In Flower This Week
A weekly news sheet prepared by a Gardens' volunteer.
Numbers in square brackets [ ] refer to garden bed Sections. Plants in flower are in bold type.
View past issues of 'In Flower This Week'.
6 January 2012
'Grevillea leptobotrys' click for larger image |
So many visitors walk from the Visitors Information Centre along Banks Walk to elsewhere as to the café or to the top of Black Mountain and often don’t notice the individual flowers. This news sheet will give so many a name and number with a ‘Green Gnome’ beside to help identify the flower in question. (Some in pots are excluded.)
To start, inside the Information Centre a display of many orchids of Australia and elsewhere are colourful and well named. Outside the door, in pots, are Rhododendron viriosum, clad with many bell-shaped red flowers on the low shrub. Beside is Grevillea leptobotrys, a low wiry plant with strands of tiny blue flowers. On both sides of the doors are the tall majestic Christmas Bells, Blandfordia grandiflora displaying its pendulous red and yellow bells atop bare upright stems. There are yellow pompom flowers of Rutidosis helichrysoides on long scraggy stems and yellow centred white daisy-like flowers on the dwarf Brachyscome tatei while opposite, climbing the wall, Pandorea jasminoides shows its multi-pink trumpet-like flowers.
From Banks Walk, as a backdrop to Joseph Banks, Banksia serrata [Section 172]is a tall dense shrub with dark large grey-lemon cylindrical upright flower spikes among the foliage. In a pot, Platytheca galioides [Section 174] has small bluish-purple flowers on its low slender stems. Scaevola aemula 'Aussie Crawl’ [Section 174] is fluorific with deep purple fan-shaped flowers over the prostrate plant. Many kangaroo paws are still flowering, Anigozanthos ‘Bush Dawn’ [Section 210 with yellow ‘paw’ flowers on upright stems beside Anigozanthos ‘Bush Ruby’[Section 210] with deep red flowers. Scaevola albida [Section 174] edging the road, has pale pink fan-shaped flowers amid the dense green ground-cover while Lechenaultia biloba [Section 174] has powder blue flowers on its upright stems (this plant comes in other shades from deep blue to white).
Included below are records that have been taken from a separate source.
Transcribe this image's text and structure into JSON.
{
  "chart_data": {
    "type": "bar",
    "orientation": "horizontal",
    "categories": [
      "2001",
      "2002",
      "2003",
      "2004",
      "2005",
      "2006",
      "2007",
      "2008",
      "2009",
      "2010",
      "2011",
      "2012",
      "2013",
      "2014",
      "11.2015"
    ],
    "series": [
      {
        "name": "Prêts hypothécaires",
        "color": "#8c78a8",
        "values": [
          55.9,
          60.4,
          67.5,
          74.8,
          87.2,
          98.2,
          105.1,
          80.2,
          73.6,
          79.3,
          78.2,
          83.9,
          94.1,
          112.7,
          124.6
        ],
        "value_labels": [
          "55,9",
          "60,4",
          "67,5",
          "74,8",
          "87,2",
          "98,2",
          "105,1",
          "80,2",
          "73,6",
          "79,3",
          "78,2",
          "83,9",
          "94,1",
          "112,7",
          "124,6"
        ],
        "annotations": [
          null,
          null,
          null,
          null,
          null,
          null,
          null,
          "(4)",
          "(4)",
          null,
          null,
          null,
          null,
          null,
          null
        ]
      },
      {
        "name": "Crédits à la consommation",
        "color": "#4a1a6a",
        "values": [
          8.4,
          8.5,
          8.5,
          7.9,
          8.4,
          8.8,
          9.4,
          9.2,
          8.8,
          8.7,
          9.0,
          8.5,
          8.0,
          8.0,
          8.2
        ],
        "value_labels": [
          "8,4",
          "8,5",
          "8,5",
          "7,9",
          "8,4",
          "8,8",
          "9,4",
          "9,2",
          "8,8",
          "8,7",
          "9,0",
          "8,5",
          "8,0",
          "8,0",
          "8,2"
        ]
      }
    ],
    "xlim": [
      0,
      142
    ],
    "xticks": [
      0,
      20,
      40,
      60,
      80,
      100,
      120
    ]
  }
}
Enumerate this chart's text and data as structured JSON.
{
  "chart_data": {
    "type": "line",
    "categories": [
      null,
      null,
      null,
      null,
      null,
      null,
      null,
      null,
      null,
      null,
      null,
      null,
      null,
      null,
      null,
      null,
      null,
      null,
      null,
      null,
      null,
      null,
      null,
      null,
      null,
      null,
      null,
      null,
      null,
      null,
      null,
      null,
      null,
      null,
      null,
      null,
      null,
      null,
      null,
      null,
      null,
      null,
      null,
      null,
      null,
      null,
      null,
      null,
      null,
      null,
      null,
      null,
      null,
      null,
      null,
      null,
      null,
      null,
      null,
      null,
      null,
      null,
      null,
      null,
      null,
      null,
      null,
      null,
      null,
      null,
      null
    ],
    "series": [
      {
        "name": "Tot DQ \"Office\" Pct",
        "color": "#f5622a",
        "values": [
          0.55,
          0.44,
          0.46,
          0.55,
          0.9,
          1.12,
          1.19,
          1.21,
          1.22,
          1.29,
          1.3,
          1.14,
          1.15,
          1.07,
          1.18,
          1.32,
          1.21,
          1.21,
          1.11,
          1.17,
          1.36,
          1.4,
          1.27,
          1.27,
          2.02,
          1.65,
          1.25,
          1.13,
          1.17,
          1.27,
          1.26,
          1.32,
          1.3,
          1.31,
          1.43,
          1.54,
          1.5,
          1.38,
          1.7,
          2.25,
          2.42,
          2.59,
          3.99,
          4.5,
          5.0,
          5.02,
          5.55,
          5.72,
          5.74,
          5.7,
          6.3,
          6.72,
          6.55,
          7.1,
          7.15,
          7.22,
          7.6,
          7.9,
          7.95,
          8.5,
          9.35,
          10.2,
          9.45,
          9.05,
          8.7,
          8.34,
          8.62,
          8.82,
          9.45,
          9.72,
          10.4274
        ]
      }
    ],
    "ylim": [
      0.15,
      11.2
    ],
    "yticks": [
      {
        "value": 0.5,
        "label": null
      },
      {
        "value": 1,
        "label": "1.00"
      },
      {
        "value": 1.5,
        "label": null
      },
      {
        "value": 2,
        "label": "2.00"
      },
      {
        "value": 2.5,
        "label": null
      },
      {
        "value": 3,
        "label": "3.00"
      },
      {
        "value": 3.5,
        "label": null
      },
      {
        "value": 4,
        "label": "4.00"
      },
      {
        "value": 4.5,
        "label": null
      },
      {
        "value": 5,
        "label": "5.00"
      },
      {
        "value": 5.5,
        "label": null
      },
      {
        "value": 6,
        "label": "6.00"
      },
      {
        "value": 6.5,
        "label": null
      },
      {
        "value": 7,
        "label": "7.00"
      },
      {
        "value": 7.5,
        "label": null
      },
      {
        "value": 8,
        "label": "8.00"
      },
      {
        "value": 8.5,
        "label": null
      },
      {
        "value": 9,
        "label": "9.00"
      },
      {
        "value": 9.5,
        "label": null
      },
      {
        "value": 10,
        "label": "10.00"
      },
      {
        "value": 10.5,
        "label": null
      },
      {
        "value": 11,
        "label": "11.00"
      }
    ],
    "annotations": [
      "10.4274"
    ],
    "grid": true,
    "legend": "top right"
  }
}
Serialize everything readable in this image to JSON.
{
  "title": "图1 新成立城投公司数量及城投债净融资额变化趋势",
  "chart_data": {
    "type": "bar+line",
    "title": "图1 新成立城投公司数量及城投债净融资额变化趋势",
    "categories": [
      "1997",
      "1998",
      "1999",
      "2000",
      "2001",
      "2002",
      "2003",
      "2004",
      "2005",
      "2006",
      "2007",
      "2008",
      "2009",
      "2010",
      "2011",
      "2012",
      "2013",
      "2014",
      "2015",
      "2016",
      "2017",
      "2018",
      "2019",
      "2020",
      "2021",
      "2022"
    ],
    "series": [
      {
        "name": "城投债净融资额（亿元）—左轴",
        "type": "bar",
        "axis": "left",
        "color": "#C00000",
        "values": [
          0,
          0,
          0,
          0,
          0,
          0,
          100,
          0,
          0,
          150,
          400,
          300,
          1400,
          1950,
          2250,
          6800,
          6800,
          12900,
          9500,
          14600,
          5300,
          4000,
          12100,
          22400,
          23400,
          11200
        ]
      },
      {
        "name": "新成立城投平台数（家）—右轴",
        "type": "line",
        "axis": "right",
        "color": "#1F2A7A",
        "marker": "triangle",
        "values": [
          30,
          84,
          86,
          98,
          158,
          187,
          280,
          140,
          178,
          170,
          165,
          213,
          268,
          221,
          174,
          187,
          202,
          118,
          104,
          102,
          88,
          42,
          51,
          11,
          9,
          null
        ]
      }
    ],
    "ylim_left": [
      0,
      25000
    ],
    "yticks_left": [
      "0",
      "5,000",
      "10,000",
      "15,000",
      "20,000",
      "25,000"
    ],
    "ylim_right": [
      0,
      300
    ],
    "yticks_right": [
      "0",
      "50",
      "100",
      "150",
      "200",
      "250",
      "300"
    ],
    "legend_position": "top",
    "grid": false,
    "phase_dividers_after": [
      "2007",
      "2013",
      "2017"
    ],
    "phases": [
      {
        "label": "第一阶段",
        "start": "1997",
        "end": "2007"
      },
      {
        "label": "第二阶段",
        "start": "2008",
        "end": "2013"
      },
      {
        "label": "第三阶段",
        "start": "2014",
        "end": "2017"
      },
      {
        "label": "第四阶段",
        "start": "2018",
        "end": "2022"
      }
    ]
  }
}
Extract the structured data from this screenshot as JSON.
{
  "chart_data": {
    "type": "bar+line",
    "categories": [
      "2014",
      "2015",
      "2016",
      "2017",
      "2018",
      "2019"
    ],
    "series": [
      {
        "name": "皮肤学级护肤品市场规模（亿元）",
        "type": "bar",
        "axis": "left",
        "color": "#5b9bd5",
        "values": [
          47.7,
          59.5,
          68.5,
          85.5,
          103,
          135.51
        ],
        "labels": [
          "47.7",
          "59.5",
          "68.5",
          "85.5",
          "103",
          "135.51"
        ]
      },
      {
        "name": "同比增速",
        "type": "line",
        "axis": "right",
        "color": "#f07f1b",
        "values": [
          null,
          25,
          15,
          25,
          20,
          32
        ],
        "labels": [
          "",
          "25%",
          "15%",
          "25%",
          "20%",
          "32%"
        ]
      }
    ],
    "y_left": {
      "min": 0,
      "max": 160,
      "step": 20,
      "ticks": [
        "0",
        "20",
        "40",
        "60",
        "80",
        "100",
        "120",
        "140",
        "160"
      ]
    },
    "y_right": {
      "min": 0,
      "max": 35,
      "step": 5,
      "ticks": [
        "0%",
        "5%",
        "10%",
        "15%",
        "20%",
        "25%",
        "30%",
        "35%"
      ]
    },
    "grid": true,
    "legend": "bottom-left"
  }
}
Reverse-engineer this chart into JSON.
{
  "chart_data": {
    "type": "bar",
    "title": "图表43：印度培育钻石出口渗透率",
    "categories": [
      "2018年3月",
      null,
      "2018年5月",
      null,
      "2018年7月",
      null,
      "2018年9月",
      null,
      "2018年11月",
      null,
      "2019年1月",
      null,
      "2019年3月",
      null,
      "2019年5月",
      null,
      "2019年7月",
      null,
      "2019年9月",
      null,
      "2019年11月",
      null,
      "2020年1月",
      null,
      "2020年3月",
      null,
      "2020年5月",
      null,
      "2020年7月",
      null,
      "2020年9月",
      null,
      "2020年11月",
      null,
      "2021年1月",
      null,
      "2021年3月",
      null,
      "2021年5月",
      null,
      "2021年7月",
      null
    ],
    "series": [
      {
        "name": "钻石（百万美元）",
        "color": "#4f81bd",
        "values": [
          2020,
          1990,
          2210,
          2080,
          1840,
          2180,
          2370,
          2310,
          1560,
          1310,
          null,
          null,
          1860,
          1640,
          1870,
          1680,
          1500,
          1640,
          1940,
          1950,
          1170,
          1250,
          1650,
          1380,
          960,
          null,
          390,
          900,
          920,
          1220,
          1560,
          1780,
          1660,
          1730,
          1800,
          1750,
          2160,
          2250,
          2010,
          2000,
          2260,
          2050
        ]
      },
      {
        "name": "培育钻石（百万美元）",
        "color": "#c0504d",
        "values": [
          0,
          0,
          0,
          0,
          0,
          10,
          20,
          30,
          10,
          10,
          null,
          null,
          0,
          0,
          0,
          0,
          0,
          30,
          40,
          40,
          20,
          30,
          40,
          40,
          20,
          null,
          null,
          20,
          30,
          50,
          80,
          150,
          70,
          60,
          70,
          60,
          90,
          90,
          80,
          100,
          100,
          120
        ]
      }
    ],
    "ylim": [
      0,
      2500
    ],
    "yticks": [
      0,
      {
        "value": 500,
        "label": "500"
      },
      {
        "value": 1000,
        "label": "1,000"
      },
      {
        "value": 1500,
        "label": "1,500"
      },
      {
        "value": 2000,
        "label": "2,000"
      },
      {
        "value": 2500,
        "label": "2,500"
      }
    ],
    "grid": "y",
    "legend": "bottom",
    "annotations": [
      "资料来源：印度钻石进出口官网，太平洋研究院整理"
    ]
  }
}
In the car park below, the large trees, Angophora costata [Section 168] now, are crowned with white lacy flowers while continuing along Banks Walk Hibbertia vestita [Section 210] has bright yellow flowers on the dwarf plant crowded between the rocks. The group of pots here contain Pityrodia teckiana [Section 210] a small open plant with fine foliage and bugle shaped mauve and white flowers. Hypocalymma jessicae [Section 210] is also small with tiny pink flowers while Grevillea juncifolia [Section 210] is somewhat taller with fine grey-green leaves and long loose terminal flower clusters. Ptilotus manglesii [Section 210] is a low herb attractive with cylindrical heads of cream woolly flowers with a touch of pink.
'Anigozanthos Bush Ruby' click for larger image |
Opposite, is an edging of Pelargonium rodneyanum[Section 174], dense with geranium-like leaves and bright magenta coloured flowers. Above are the white petalled flowers of an open upright plant, Chamelaucium ‘Cascade Jewel’[Section 174] At the corner Chrysocephalum semiamplexicaule [Section 174] bears its small yellow flower heads on its terminal branches sharing with Grevillea ‘Lady O’ [Section 174] an small upright plant with vivid red flower clusters. Opposite, a grouping of Anigozanthos flavidus [Section 210] with its ‘paw’ flowers shaded matt green and deep red.
One obvious plant not included is Epacris longiflora [Section 174] with white narrow tubular flowers dangling from its open upright branches.
In front are grass trees, Xanthorrhoea glauca subsp. angustifolia [Section 60] with its heads of long swaying grass-like leaves….and so to the café.
Many interesting flowers to admire ….Barbara Daly.